Mentre non c’è da dare importanza al periodo dei filosofi, i romantici francesi, invece, sotto l’influsso dello Chateaubriand, gettano i primi fondamenti di una scienza iconografica, mentre nella generazione seguente si vedono le prime opere complessive. I nomi: Seroux d’Agincourt, Histoire de l’art par les monuments (6 voll., 1811-1823); R. Raoul Rochette, Discours sur les types imitatifs (1834); A. Didron, Iconographie chrétienne: Histoire de Dieu (1843); Id., Annales archéologiques (1844-1867); Ch. Cahier e A. Martin, Mélanges d’archeologie et d’histoire (1847-1856) e Nouveaux mélanges (1874-1877); A. Crosnier, Iconographie chrétienne (1848-76). In Germania seguono: v. Wessenberg, Die christlichen Bilder (1827); Muller, Die bildlichen Darstellungen im Sanctuarium (1835); J. v. Radowitz, Ikonographie (1834); Helmsdorfer, Christliche Kunstsymbolik und Ikonographie (1839); F. Piper, Mythologie und Symbolik der christliche Kunst (1847); W. Menzel, Christliche Symbolik (1854); A. Springer, Ikonographische Studien (1860); Quellen der Kunstdarstellungen im Mittelalter (1879) in cui si nota già una notevole esattezza scientifica.
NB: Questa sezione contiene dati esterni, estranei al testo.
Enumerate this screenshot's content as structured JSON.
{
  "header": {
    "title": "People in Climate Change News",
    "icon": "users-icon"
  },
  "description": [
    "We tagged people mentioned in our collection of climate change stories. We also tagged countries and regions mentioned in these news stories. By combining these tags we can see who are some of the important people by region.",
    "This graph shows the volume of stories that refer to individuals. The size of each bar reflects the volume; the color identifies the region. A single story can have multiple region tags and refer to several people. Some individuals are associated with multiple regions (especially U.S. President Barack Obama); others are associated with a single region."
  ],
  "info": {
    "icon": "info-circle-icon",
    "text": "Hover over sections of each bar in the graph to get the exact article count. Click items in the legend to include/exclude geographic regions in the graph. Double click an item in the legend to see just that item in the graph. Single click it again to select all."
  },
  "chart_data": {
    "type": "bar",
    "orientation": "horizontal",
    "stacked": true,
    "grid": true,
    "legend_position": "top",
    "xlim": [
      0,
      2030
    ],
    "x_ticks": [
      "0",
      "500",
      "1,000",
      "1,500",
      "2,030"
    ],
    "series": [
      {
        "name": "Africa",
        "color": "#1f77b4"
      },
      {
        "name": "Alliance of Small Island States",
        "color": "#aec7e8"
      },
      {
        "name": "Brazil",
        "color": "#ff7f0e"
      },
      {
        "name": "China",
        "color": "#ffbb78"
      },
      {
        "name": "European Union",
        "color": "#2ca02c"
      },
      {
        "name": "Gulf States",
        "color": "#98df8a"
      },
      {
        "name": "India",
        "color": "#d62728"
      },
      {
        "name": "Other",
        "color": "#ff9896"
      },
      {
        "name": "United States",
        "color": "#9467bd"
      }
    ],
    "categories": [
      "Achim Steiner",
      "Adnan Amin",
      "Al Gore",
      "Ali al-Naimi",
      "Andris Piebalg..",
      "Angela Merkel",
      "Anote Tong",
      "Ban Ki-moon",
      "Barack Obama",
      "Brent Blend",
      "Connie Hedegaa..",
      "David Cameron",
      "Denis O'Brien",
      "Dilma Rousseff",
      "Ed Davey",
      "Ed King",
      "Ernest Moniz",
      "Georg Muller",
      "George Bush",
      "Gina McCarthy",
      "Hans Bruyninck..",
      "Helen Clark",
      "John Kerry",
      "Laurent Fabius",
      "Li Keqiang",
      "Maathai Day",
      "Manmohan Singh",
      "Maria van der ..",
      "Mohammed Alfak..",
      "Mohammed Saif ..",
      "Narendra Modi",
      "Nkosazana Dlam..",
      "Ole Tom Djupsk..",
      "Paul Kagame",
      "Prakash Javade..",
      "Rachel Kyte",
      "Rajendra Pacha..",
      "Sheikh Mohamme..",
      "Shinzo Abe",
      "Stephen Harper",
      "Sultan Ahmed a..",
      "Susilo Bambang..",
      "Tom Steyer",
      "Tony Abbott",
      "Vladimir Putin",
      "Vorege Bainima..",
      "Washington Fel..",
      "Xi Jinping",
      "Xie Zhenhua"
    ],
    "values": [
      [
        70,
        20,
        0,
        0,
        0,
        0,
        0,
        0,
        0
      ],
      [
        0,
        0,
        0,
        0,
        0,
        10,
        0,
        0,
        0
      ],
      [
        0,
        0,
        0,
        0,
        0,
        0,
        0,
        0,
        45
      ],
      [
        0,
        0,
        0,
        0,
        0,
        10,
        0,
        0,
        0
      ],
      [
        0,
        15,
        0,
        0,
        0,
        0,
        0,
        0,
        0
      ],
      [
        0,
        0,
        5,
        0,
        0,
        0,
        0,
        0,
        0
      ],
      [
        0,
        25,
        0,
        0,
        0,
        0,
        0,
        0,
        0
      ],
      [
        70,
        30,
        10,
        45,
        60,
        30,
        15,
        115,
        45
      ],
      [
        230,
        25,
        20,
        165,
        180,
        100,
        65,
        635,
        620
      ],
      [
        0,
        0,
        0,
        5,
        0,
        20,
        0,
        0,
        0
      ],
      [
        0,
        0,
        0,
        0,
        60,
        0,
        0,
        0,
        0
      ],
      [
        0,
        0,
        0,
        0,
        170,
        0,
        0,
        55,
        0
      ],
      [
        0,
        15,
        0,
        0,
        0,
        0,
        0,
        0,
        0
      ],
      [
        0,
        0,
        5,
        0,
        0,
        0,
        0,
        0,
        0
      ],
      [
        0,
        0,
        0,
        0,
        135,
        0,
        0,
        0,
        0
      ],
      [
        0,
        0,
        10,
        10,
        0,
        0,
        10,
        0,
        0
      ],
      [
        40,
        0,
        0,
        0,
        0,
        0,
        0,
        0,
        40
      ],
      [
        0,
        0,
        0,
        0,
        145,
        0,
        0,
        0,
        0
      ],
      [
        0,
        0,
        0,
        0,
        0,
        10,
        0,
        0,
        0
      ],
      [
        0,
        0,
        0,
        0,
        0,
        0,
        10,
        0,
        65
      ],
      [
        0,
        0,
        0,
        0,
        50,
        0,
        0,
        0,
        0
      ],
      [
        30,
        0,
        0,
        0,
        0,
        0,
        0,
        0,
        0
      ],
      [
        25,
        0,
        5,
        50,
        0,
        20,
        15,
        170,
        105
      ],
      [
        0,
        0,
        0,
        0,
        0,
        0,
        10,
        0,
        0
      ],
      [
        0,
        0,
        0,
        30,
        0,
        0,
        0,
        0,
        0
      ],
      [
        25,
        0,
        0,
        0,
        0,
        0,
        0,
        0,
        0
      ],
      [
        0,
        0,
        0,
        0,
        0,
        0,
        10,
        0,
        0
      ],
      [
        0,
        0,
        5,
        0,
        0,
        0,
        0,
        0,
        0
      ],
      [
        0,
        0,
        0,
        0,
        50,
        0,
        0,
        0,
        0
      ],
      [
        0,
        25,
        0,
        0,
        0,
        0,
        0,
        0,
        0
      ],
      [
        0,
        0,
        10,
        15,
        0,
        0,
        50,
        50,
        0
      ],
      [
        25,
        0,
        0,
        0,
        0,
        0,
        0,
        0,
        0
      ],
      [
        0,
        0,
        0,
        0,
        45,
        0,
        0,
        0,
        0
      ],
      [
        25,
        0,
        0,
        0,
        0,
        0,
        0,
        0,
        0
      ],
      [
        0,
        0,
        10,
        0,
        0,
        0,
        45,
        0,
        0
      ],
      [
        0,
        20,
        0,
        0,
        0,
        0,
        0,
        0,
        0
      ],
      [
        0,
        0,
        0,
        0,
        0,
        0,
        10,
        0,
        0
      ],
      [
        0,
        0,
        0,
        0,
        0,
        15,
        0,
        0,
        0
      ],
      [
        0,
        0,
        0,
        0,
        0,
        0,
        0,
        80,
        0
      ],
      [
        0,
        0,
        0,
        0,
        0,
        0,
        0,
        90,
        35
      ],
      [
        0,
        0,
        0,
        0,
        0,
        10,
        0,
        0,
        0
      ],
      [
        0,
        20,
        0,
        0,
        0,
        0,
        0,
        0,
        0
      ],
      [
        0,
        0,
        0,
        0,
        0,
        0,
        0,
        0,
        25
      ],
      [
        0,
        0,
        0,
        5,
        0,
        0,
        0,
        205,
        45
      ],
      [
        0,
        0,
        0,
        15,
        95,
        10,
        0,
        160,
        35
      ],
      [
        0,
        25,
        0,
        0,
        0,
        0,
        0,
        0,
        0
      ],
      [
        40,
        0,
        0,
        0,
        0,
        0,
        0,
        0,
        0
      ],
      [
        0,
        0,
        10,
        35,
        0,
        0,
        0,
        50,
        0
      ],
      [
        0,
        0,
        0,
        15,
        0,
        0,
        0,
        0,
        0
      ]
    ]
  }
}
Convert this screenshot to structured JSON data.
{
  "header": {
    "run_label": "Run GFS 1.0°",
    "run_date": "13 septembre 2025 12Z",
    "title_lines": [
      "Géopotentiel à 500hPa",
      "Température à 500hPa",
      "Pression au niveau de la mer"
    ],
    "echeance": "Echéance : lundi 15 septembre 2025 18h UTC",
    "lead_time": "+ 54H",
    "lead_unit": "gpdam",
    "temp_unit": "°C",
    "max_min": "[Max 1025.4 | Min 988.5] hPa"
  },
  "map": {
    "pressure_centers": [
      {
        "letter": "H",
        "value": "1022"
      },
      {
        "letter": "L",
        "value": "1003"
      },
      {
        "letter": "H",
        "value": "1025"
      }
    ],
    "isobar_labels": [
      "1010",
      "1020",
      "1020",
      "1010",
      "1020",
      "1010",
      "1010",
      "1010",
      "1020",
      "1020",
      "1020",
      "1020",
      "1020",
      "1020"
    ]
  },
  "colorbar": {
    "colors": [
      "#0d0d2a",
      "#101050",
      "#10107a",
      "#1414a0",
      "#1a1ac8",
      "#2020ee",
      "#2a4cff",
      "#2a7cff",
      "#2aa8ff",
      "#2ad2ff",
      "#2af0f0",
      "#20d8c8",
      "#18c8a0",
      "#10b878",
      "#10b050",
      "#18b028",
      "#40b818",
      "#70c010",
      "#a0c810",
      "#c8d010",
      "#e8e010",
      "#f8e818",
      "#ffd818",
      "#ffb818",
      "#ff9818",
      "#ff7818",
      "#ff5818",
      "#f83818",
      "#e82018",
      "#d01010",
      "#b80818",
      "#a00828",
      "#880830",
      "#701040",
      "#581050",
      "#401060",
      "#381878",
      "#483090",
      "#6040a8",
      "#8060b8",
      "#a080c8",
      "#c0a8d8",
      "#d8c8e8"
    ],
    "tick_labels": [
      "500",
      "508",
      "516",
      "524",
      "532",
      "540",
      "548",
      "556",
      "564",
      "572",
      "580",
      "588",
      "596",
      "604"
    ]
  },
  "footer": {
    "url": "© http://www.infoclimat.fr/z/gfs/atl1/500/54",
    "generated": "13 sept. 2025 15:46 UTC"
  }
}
Il vero metodo storico, indirizzato a mettere nella giusta luce la natura dell’arte paleocristana, si deve a G.B. De Rossi (m. nel 1894). La sua immensa attività scientifica apre un periodo in cui, accanto alle raccolte monumentali dei materiali, alle enciclopedie, ai manuali, ai periodici, ai capitoli generali nelle grandi storie dell’arte, si moltiplicano in ogni senso gli studi particolari (monografie); si precisa sempre meglio il valore da attribuirsi alle varie fonti letterarie ed alla storia della religione; si sfrutta più efficacemente il paragone tra cristianesimo ed altre culture antiche; si chiarisce progressivamente la cronologia dei monumenti; si estende la ricerca ai monumenti orientali. Tra i numerosi studiosi siano semplicemente ricordati: a Roma: R. Garrucci, M. Armellini, O. Marucchi, A. De Waal, Hartmann Grisar, G. Wilpert, A. Venturi, G.P. Kirsch, P. Toesca, G. de Jerphanion, F. Grossi Gondi; in Francia: E. Le Blant, Ch. Bayet, E. Müntz, J. Martigny, C. Rohault de Fleury, H. Barbier de Montault, G. Millet, Ch. Diehl, L. Bréhier, H. Leclercq; in Germania: H. Detzel, F.X. Kraus, V. Schultze, J. Ficker, G. Stuhlfauth, L. v. Sybel, O. Wulff, J. Sauer, W. Neuss, K. Künstle, F.J. Dolger; in Inghilterra: A. Jameson, O. Dalton, W.E. Crum; da ricordare infine: J. Strzygowski, N. Kondakov, D.V. Ainalov, P. Styger.

Il Pontificio Istituto di Archeologia Cristiana fondato da Pio XI nel 1925, indirizzato a raccogliere i risultati già ottenuti e a coordinare le ulteriori ricerche, attrezzato con ricche collezioni e biblioteca specializzata, mediante i suoi corsi di studio e le sue pubblicazioni ha già portato un contributo notevole anche all’iconografia paleocristiana.